Learning professionals have always needed to be good at listening to people and understanding data, but now, more than ever, they must excel at communicating their vision. Learning is not always viewed as a strategic tool or competitive advantage, but when wielded correctly, it’s both.
Smart leaders recognize that their best hope for transformation and growth lies in their workforce. People adapt more quickly than systems or infrastructure do. They are also the source of creativity. In just three weeks, the share of executives reporting that their organizations made product or service innovations during the outbreak rose from 22% to 47%, according to Econsultancy and MarketingWeek research.
The ultimate purpose of training is to help the organization deliver on its strategy, but executive management must be a partner in shaping learning goals. Unfortunately, in a 2019 Econsultancy survey of learning and development (L&D) professionals, only 44% said that they were in regular communication with executive leadership about strategic direction.
It’s especially easy to relinquish an increased — or even stable — budget in the current economic conditions, but the outbreak is forcing instant change on businesses. With lean budgets for investment in new hires or technology, upskilling an existing workforce is the fastest and cheapest route to transformation. L&D leaders must be able to communicate this fact effectively in order to make an impact on the business.
With business strategy in mind, training can blend overarching goals with specific needs. For example, many business-to-business (B2B) companies struggle to change long-time employees’ mindset to modern, customer-focused thinking. At a strategic level, learning through inspiration, mentorship and industry examples can shift their attitudes while implementing new digital skills.
Learning tools have proliferated, and today’s training professionals can assemble a learning stack comprised of a variety of complementary solutions, which they can quickly deploy to meet a given challenge. In fact, Training Industry research has found that most organizations offer multiple training modalities. Likewise, leading organizations offer and encourage broader choices for learning, with soft skills complementing job-related training.
One of the advantages that startups have over established players is their focus on a single way they can improve on what has come before. Often, that single focus boils down to asking as little as possible from the customer and trying to create an effortless experience. These startups recognize that people are not interested in their brand story or even their products. Customers just want to solve their problem, and the best startups help them do so.
This problem-solving approach can be useful when planning the training stack, especially in a time of flux, when employees face new questions with old answers.

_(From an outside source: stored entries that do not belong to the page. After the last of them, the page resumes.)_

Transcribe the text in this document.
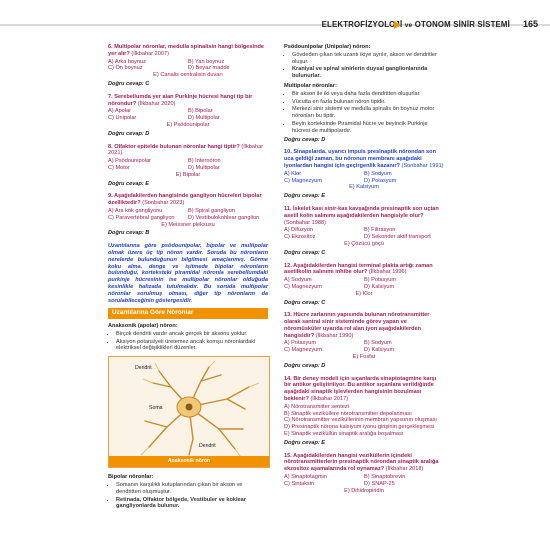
ELEKTROFİZYOLOJİ ve OTONOM SİNİR SİSTEMİ 165
6. Multipolar nöronlar, medulla spinalisin hangi bölgesinde yer alır? (İlkbahar 2007)
A) Arka boynuz	B) Yan boynuz
C) Ön boynuz	D) Beyaz madde
E) Canalis centralisin duvarı
Doğru cevap: C
7. Serebellumda yer alan Purkinje hücresi hangi tip bir nörondur? (İlkbahar 2020)
A) Apolar	B) Bipolar
C) Unipolar	D) Multipolar
E) Psödounipolar
Doğru cevap: D
8. Olfaktor epitelde bulunan nöronlar hangi tiptir? (İlkbahar 2021)
A) Psödounipolar	B) İnternöron
C) Motor	D) Multipolar
E) Bipolar
Doğru cevap: E
9. Aşağıdakilerden hangisinde gangliyon hücreleri bipolar özelliktedir? (Sonbahar 2023)
A) Ara kök gangliyonu	B) Spiral gangliyon
C) Paravertebral gangliyon	D) Vestibulokohlear ganglion
E) Meissner pleksusu
Doğru cevap: B
Uzantılarına göre psödounipolar, bipolar ve multipolar olmak üzere üç tip nöron vardır. Soruda bu nöronların nerelerde bulunduğunun bilgilmesi amaçlanmış. Görme koku alma, denge ve işitmede bipolar nöronların bulunduğu, korteksteki piramidal nöronla serebellumdaki purkinje hücresinin ise multipolar nöronlar olduğuda kesinlikle hafızada tutulmalıdır. Bu soruda multipolar nöronlar sorulmuş olması, diğer tip nöronların da sorulabileceğinin göstergesidir.
Uzantılarına Göre Nöronlar
Anaksonik (apolar) nöron:
• Birçok dendriti vardır ancak gerçek bir aksonu yoktur.
• Aksiyon potansiyeli üretemez ancak komşu nöronlardaki elektriksel değişiklikleri düzenler.
Dendrit
Soma
Dendrit
Anaksonik nöron
Bipolar nöronlar:
• Somanın karşılıklı kutuplarından çıkan bir akson ve dendritten oluşmuştur.
• Retinada, Olfaktor bölgede, Vestibuler ve koklear gangliyonlarda bulunur.
Psödounipolar (Unipolar) nöron:
• Gövdeden çıkan tek uzantı ikiye ayrılır, akson ve dendritler oluşur.
• Kraniyal ve spinal sinirlerin duysal ganglionlarında bulunurlar.
Multipolar nöronlar:
• Bir akson ile iki veya daha fazla dendritten oluşurlar.
• Vücutta en fazla bulunan nöron tipidir.
• Merkezi sinir sistemi ve medulla spinalis ön boynuz motor nöronları bu tiptir.
• Beyin korteksinde Piramidal hücre ve beyincik Purkinje hücresi de multipolardır.
Doğru cevap: D
10. Sinapslarda, uyarıcı impuls presinaptik nörondan son uca geldiği zaman, bu nöronun membranı aşağıdaki iyonlardan hangisi için geçirgenlik kazanır? (Sonbahar 1991)
A) Klor	B) Sodyum
C) Magnezyum	D) Potasyum
E) Kalsiyum
Doğru cevap: E
11. İskelet kası sinir-kas kavşağında presinaptik son uçtan asetil kolin salınımı aşağıdakilerden hangisiyle olur? (Sonbahar 1988)
A) Difüzyon	B) Filtrasyon
C) Ekzositoz	D) Sekonder aktif transport
E) Çözücü göçü
Doğru cevap: C
12. Aşağıdakilerden hangisi terminal plakta artığı zaman asetilkolin salınımı inhibe olur? (İlkbahar 1996)
A) Sodyum	B) Potasyum
C) Magnezyum	D) Kalsiyum
E) Klor
Doğru cevap: C
13. Hücre zarlarının yapısında bulunan nörotransmitter olarak santral sinir sisteminde görev yapan ve nöromüsküler uyarıda rol alan iyon aşağıdakilerden hangisidir? (İlkbahar 1990)
A) Potasyum	B) Sodyum
C) Magnezyum	D) Kalsiyum
E) Fosfat
Doğru cevap: D
14. Bir deney modeli için sıçanlarda sinaptotagmine karşı bir antikor geliştiriliyor. Bu antikor sıçanlara verildiğinde aşağıdaki sinaptik işlevlerden hangisinin bozulması beklenir? (İlkbahar 2017)
A) Nörotransmitter sentezi
B) Sinaptik veziküllere nörotransmitter depolanması
C) Nörotransmitter veziküllerinin membran yapısının oluşması
D) Presinaptik nörona kalsiyum iyonu girişinin gerçekleşmesi
E) Sinaptik veziküllün sinaptik aralığa boşalması
Doğru cevap: E
15. Aşağıdakilerden hangisi veziküllerin içindeki nörotransmitterlerin presinaptik nörondan sinaptik aralığa ekzositoz aşamalarında rol oynamaz? (İlkbahar 2018)
A) Sinaptotagmin	B) Sinaptobrevin
C) Sintaksin	D) SNAP-25
E) Dihidropiridin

The aim here is to easily access valid, relevant knowledge and training in the most compact way possible. This approach does not mean distilling everything into 90-second video clips. Rather, it places the emphasis of investment and communication on the speed with which learners can move from problem to solution.

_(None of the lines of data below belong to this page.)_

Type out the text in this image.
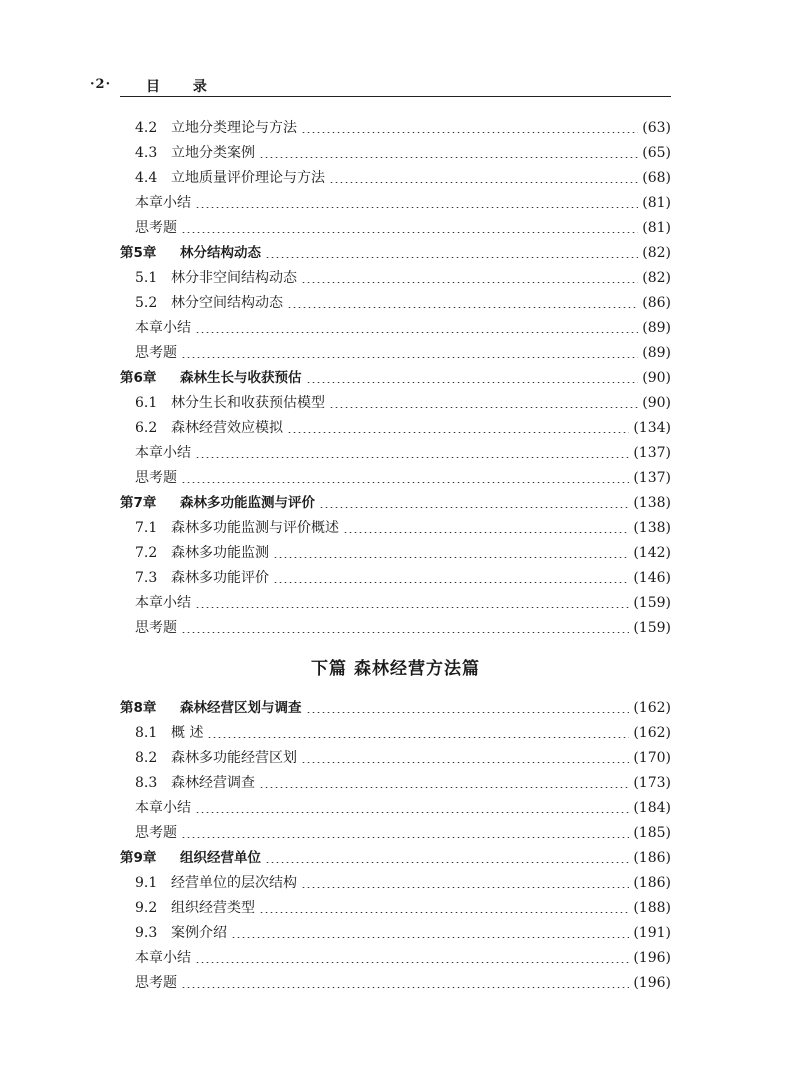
·2· 目 录
4.2 立地分类理论与方法	(63)
4.3 立地分类案例	(65)
4.4 立地质量评价理论与方法	(68)
本章小结	(81)
思考题	(81)
第5章 林分结构动态	(82)
5.1 林分非空间结构动态	(82)
5.2 林分空间结构动态	(86)
本章小结	(89)
思考题	(89)
第6章 森林生长与收获预估	(90)
6.1 林分生长和收获预估模型	(90)
6.2 森林经营效应模拟	(134)
本章小结	(137)
思考题	(137)
第7章 森林多功能监测与评价	(138)
7.1 森林多功能监测与评价概述	(138)
7.2 森林多功能监测	(142)
7.3 森林多功能评价	(146)
本章小结	(159)
思考题	(159)
下篇 森林经营方法篇
第8章 森林经营区划与调查	(162)
8.1 概 述	(162)
8.2 森林多功能经营区划	(170)
8.3 森林经营调查	(173)
本章小结	(184)
思考题	(185)
第9章 组织经营单位	(186)
9.1 经营单位的层次结构	(186)
9.2 组织经营类型	(188)
9.3 案例介绍	(191)
本章小结	(196)
思考题	(196)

Businesses of every size are working to survive under unique, changeable conditions. Risk, stress and uncertainty define workers’ lives, and learning is one of the few tools we have to mitigate these challenges. No one wanted this opportunity, but by emphasizing the value of learning for effective change, building a stack of responses and relentlessly pursuing an effortless experience, training leaders can improve future outcomes for their company and its workforce.